Tout le travail de planification,
d’installation et d’agrément des systèmes prototypes (Field Test Models) a
sensibilisé très tôt aux caractéristiques particulières des systèmes
électroniques à programme enregistré les Administrations et les autres
fabricants, sans parler d’IBM elle-même, , contribuant ainsi à une
standardisation beaucoup plus rapide et mieux comprise par tous.

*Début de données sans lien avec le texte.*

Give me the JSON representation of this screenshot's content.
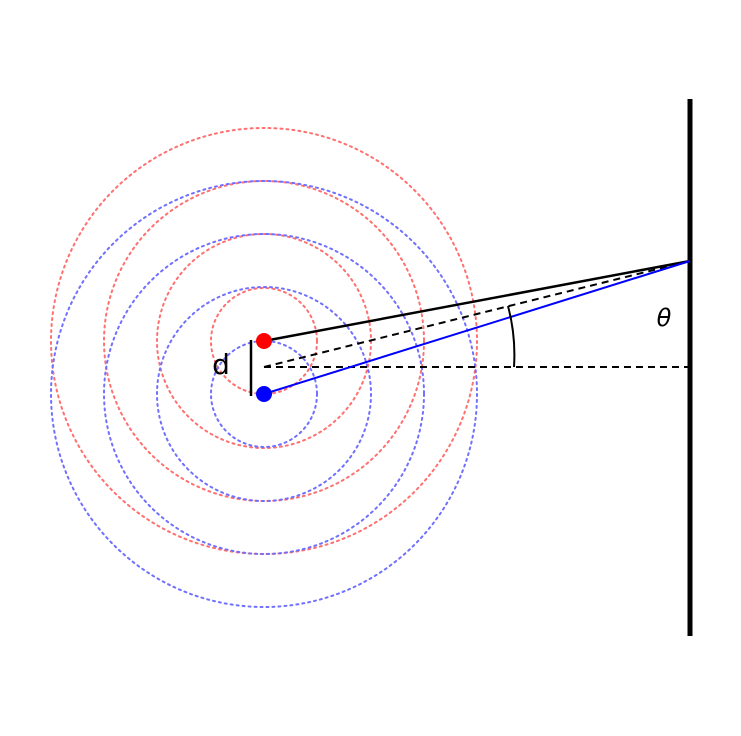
{
  "labels": {
    "separation": "d",
    "angle": "θ"
  },
  "colors": {
    "source_top": "#ff0000",
    "source_bottom": "#0000ff",
    "wave_top": "#ff7070",
    "wave_bottom": "#7070ff",
    "ray_top": "#000000",
    "ray_bottom": "#0000ff",
    "screen": "#000000",
    "axis": "#000000"
  },
  "icons": {
    "source_top": "red-dot",
    "source_bottom": "blue-dot"
  }
}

Architectures et processeurs
Au début de l'époque qui nous concerne, IBM était une industrie
totalement intégrée, de la production des composants au service après-vente,
elle fabriquait ses transistors et ses circuits logiques en très grand volume
sur des chaînes entièrement automatisées. Ces composants étaient toutefois
uniquement destinés au calcul et parfaitement caractérisés comme tels, ils
entraient dans des procédures d'ingénierie très codifiées, de la conception des
circuits à leur test et à leur maintenance en clientèle. Tout composant qui
n’entrait pas dans ce cadre devait être acheté et faire l'objet d'une
certification par IBM, les produits qui les utilisaient demandaient un effort
considérable pour les plier aux règles de travail des usines et de la
maintenance.
Pour les ingénieurs de La Gaude qui voulaient créer des produits
de télécommunication, utiliser les composants maison était donc une
opportunité, mais aussi une contrainte. La conception d'un simple amplificateur
peut en effet devenir un casse-tête lorsqu'on essaie de le réaliser avec des
transistors dont les paramètres linéaires ne sont pas définis ! Il n’est pas
étonnant dans ce contexte que ces ingénieurs aient très activement recherché
des solutions numériques aux problèmes analogiques ; cette démarche était
toutefois limitée par les possibilités de la technologie qui étaient encore
très pauvres dans les années 1960.
La première opportunité apparut en 1969, avec un accès au signal
désiré n'utilisant que des circuits logiques et des réseaux de résistances.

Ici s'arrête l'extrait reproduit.